# Short Edits from Colorado Trees / Pow



## psklt (Jan 5, 2016)




----------



## SnowDogWax (Nov 8, 2013)

Nice short and sweet.


----------



## psklt (Jan 5, 2016)

SnowDogWax said:


> Nice short and sweet.


Thanks, man! I can't bear to watch the dead spots of route finding/line picking in other people's videos let alone my own


----------



## psklt (Jan 5, 2016)




----------



## basser (Sep 18, 2015)

That looks really awesome man! My goal is to ride in conditions like that next season.


----------



## F1EA (Oct 25, 2013)

Looks like fun.

Riding with a camera (especially in trees is really hard - you either get off balance by the hand holding the camera, or smash the camera on innanimate objects... or get the camera lens full of snow).

I hate bringing the camera and filming. But love the footage. MAYBE next season I'll film some more.......


----------



## basser (Sep 18, 2015)

F1EA said:


> Looks like fun.
> 
> Riding with a camera (especially in trees is really hard - you either get off balance by the hand holding the camera, or smash the camera on innanimate objects... or get the camera lens full of snow).
> 
> I hate bringing the camera and filming. But love the footage. MAYBE next season I'll film some more.......


Are you talking about filming yourself? Because you could always just strap the camera onto your chest or something, if you just want the view.


----------



## snowangel99 (Mar 11, 2016)

Love these! TFS. Awesome. Looks like so much fun


----------



## F1EA (Oct 25, 2013)

basser said:


> Are you talking about filming yourself? Because you could always just strap the camera onto your chest or something, if you just want the view.



Yeah filming yourself. Chest or helmet mount is ok to film others (and there's even better options)..... but for your own footage it sucks.


----------



## psklt (Jan 5, 2016)

basser said:


> That looks really awesome man! My goal is to ride in conditions like that next season.


Thanks, I appreciate that and hope you get the goods next season!



F1EA said:


> Looks like fun.
> 
> Riding with a camera (especially in trees is really hard - you either get off balance by the hand holding the camera, or smash the camera on innanimate objects... or get the camera lens full of snow).
> 
> I hate bringing the camera and filming. But love the footage. MAYBE next season I'll film some more.......
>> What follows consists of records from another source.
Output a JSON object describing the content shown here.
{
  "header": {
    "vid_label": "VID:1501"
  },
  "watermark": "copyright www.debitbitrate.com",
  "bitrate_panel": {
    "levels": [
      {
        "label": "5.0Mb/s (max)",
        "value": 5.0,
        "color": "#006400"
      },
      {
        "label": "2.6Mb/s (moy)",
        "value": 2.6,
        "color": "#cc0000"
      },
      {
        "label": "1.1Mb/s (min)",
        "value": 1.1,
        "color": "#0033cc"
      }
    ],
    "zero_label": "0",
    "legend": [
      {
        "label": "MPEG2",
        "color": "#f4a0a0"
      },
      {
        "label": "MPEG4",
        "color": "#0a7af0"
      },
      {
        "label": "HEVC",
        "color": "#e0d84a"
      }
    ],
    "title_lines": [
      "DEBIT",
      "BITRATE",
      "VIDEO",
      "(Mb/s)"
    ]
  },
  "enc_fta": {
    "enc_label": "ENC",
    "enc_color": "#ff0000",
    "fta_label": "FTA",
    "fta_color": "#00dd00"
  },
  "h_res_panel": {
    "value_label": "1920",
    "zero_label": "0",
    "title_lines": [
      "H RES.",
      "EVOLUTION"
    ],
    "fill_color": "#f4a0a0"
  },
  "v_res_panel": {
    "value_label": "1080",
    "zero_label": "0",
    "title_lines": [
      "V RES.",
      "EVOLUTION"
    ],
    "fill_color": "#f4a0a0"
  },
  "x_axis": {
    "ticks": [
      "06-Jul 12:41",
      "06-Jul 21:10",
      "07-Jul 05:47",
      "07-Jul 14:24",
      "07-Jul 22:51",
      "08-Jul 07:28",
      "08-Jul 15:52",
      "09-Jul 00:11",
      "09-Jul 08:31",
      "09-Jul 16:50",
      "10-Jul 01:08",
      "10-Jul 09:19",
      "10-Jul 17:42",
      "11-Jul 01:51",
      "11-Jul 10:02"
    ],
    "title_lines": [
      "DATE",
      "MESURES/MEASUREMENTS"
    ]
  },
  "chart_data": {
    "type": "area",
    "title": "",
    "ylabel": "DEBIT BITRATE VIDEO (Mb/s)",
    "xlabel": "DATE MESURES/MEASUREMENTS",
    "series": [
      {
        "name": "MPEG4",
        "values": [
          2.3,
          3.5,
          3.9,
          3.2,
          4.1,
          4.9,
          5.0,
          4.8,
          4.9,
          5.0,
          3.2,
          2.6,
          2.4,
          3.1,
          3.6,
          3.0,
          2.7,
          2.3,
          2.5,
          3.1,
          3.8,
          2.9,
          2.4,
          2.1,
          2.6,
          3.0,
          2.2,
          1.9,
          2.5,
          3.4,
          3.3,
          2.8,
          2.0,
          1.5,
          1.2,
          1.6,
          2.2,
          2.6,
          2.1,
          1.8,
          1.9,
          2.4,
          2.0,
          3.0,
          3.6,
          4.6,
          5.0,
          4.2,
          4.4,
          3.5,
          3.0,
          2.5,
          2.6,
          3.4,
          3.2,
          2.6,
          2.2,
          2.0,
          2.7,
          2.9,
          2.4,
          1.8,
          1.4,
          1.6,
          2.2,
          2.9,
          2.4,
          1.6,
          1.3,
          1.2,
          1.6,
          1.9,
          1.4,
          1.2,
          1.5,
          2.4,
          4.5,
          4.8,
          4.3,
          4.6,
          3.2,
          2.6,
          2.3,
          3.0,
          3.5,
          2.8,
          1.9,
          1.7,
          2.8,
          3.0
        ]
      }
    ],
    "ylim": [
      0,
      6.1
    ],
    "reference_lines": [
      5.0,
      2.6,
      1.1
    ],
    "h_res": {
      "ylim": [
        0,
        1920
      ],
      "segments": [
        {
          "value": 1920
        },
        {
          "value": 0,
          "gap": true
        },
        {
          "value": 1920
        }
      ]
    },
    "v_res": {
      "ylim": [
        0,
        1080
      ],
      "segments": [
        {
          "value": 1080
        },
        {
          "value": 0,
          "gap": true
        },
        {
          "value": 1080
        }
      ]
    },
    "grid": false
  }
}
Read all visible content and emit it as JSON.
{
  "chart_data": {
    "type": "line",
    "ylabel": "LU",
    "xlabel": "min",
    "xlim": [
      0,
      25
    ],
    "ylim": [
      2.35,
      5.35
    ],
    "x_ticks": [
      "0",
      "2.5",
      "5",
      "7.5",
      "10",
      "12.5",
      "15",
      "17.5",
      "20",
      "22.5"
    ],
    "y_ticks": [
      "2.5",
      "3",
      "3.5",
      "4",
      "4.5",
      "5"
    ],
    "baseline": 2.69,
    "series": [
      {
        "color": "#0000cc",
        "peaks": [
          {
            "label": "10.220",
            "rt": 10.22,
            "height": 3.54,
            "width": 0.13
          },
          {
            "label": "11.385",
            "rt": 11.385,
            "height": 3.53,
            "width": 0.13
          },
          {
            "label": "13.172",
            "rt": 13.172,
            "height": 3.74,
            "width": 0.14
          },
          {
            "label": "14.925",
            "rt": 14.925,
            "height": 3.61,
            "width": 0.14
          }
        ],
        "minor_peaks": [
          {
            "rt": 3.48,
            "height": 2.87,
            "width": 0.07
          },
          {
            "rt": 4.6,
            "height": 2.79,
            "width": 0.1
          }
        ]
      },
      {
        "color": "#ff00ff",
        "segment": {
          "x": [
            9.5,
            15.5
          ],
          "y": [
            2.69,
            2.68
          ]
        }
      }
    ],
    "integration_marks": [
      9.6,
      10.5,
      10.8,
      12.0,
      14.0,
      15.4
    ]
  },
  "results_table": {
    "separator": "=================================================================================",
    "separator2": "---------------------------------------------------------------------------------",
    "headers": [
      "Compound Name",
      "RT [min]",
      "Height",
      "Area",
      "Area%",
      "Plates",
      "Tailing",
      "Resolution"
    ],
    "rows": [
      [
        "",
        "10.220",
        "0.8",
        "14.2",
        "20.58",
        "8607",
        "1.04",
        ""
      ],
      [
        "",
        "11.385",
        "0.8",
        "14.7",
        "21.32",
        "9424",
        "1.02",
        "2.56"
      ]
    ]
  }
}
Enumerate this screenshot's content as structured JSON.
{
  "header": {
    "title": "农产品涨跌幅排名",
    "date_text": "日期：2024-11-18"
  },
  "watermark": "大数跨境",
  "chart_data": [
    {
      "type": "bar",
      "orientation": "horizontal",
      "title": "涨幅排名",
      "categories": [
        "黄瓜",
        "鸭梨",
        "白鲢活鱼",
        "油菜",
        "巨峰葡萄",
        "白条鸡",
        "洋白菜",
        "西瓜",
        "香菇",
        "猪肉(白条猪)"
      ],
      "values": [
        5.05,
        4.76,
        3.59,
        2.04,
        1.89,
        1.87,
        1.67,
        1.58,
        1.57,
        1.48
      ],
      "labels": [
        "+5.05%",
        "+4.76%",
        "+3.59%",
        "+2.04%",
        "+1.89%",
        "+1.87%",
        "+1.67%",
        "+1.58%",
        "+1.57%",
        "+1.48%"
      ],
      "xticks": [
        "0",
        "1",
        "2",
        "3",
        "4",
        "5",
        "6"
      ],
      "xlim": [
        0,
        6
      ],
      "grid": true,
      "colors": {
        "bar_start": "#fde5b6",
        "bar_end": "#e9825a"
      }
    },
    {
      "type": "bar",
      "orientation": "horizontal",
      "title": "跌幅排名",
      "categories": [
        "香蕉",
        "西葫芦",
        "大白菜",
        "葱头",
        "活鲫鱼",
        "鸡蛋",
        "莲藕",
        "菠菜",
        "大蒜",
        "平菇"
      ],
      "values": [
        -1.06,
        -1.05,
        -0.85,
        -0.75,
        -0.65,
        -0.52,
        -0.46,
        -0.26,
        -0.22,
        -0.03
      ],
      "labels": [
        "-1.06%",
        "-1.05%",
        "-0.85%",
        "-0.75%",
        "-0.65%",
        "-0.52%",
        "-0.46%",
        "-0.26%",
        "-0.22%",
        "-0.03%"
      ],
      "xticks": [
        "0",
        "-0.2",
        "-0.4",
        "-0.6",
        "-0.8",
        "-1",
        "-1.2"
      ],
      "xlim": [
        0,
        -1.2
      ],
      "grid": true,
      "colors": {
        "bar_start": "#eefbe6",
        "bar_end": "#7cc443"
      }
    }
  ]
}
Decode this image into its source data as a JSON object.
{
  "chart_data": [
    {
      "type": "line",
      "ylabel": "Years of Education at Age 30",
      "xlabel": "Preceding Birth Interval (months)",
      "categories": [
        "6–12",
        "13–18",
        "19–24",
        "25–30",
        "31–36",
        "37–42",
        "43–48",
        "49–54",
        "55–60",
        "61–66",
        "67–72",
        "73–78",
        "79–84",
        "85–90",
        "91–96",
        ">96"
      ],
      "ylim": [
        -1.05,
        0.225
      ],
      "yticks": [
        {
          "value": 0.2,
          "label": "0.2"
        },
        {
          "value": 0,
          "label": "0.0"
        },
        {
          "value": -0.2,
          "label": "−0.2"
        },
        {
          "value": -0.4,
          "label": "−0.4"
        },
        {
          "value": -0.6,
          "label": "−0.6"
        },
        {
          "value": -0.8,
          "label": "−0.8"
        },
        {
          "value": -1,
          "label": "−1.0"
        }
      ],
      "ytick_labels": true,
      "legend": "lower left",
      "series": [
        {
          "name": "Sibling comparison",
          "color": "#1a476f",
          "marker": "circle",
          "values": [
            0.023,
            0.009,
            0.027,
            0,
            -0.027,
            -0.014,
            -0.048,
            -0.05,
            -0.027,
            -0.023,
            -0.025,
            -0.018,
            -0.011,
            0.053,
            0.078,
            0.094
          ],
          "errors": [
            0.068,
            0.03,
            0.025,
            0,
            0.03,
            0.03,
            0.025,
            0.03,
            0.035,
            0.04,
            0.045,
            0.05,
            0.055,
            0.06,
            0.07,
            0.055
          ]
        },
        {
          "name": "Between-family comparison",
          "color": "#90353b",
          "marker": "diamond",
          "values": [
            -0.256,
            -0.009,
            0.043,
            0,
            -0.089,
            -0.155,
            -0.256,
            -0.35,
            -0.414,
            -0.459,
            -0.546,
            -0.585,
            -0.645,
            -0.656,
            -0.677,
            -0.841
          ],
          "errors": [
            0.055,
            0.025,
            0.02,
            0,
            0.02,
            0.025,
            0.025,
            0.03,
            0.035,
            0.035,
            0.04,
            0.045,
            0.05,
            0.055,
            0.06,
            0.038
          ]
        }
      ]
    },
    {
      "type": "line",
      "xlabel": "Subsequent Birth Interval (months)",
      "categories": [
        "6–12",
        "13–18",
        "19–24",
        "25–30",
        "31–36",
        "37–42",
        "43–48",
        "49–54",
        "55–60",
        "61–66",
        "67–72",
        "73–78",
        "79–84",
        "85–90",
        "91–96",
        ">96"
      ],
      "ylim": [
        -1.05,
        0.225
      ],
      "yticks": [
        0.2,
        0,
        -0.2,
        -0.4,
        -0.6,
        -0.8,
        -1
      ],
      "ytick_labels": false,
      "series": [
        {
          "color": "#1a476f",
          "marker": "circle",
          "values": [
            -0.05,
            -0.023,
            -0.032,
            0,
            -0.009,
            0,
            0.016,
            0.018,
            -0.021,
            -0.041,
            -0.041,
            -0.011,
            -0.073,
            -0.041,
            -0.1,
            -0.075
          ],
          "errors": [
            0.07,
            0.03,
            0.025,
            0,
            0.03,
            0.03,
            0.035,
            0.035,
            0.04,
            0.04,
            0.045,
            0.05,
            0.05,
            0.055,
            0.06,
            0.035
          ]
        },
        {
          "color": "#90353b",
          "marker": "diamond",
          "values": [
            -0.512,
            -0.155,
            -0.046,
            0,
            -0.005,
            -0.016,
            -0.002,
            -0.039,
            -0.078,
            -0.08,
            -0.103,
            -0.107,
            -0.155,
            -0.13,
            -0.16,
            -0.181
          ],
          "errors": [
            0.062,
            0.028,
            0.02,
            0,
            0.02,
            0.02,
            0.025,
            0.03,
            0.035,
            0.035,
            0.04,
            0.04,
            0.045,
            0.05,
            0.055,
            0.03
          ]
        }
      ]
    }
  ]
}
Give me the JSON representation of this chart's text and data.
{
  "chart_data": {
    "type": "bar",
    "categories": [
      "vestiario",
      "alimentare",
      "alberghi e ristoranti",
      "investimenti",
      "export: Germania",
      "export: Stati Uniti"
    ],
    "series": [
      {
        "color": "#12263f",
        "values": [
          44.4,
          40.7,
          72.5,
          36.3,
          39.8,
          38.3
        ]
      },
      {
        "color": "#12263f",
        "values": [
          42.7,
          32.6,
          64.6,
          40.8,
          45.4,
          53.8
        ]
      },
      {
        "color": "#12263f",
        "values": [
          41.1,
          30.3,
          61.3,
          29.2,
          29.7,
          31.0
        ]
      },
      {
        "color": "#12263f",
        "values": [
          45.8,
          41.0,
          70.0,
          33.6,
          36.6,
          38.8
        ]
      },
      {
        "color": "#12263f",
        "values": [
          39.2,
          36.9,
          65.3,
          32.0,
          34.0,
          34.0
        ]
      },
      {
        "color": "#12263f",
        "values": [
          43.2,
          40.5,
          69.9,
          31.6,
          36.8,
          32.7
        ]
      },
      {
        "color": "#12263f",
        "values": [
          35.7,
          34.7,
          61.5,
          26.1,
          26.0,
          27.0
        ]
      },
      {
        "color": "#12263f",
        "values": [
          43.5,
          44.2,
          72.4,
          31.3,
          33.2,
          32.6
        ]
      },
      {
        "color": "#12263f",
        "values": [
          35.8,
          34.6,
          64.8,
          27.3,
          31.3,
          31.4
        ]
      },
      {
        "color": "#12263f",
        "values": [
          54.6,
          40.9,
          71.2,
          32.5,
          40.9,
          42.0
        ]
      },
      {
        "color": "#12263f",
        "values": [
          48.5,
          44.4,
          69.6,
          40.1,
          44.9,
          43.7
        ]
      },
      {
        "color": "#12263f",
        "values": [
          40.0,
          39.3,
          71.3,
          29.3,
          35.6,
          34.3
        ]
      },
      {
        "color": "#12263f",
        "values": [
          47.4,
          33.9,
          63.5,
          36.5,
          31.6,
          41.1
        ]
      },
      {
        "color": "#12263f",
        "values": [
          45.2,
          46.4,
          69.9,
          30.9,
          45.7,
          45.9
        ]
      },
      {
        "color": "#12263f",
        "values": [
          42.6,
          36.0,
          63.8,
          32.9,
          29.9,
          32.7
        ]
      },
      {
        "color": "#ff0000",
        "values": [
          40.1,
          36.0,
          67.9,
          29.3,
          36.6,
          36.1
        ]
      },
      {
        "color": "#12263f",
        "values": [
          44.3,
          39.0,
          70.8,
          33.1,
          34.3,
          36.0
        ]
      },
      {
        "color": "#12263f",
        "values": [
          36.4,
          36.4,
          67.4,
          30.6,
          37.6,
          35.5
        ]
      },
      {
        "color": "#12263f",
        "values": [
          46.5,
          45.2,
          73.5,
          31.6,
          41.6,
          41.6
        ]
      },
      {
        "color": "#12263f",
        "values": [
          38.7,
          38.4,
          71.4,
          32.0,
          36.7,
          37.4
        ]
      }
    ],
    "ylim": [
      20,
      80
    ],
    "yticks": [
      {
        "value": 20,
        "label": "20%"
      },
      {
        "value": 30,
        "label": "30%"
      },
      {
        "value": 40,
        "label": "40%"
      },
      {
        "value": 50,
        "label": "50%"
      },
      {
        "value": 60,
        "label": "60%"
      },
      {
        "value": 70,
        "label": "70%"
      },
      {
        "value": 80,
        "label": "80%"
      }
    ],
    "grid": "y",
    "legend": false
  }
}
Thanks man. Agreed, I've gotten pretty good at not hitting it on branches or covering it with snow...but holding it especially on any kind of pole is super distracting to me and after a few minutes I feel like I'm paying more attention to the camera than just riding. 
Basically I try to only film a handful of runs on a good pow day or backcountry. The headstrap gets decent first person footage, but I've always been a fan of a third person perspective...more exciting to watch I guess



snowangel99 said:


> Love these! TFS. Awesome. Looks like so much fun


Thanks for watching! Luckily riding is pretty much always fun


----------